Jimmy Reagan cares about canvases, not carpet, as evidenced by the squirts and blobs of brightly hued acrylic paint that drip from his easel to the floor below.
Artists can spend years developing a style, but Reagan seemed to possess a unique view that emerged as soon as he began drawing, painting — and making a mess — at age 16.
Reagan's signature are the short, dense brush strokes that he called "tick marks," swirling bristled patterns dabbed in the background of most of his compositions.
His canvases, so luminous they seem lit from within, are drawing interest from galleries and collectors around the world who are intrigued by the 24-year-old artist's shimmering landscapes, smirking farm animals and, especially, his portraits.

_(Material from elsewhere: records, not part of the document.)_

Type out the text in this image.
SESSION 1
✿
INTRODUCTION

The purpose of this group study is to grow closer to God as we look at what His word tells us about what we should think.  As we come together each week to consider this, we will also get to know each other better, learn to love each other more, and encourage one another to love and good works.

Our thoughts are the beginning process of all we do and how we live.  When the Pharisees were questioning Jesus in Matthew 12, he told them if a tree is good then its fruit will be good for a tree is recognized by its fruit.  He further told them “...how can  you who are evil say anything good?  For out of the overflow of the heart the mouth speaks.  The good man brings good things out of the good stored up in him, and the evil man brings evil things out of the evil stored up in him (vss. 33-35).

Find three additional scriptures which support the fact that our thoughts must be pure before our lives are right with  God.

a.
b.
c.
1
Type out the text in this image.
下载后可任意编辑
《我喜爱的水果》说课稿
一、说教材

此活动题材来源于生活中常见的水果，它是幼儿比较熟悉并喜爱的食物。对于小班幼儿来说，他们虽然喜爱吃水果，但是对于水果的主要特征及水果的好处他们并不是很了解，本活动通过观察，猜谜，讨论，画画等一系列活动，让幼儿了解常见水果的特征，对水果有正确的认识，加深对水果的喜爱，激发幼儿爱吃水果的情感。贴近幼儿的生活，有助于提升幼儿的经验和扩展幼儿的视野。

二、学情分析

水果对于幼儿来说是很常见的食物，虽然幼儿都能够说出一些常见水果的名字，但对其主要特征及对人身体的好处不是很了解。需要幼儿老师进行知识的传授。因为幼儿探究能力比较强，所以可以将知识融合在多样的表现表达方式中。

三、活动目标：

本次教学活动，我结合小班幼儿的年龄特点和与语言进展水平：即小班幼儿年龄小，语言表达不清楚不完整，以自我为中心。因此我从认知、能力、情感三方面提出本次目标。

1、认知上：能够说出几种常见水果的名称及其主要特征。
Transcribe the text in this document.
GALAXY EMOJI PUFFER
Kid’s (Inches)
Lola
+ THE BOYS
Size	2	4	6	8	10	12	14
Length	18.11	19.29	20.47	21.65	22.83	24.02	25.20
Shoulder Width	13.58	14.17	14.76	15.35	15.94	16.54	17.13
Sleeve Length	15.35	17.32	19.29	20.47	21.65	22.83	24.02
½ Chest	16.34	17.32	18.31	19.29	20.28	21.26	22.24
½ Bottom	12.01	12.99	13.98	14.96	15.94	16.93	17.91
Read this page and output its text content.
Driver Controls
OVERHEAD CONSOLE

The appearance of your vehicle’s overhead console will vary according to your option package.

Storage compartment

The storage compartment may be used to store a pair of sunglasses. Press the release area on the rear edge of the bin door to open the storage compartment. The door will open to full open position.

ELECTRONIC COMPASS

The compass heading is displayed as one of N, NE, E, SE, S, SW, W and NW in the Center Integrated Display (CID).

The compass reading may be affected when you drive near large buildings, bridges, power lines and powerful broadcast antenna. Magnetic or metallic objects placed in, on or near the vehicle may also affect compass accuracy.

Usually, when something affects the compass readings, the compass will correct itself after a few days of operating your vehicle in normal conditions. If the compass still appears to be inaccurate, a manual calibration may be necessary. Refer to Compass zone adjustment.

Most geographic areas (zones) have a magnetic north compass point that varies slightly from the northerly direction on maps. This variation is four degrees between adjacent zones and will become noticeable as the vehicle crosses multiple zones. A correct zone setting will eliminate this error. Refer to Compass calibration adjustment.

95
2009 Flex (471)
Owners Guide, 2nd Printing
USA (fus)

The faces that Reagan forms in blocks of color are often distorted or display angled profiles, but all of them are arresting in their gaze.
"The subjects look out at you in such an interesting way, and everyone who sees them gravitates to the eyes," said Peg Schneeman Reagan, his mother and chief booster. "Eye contact has always been hard for Jim."
Diagnosed with complex autism at age 2, Reagan speaks with difficulty, doesn't drive and needs constant supervision. Still, he's become a prolific artist.
From his makeshift studio in a high-ceilinged room off his family's Mendota Heights kitchen, he works from instinct.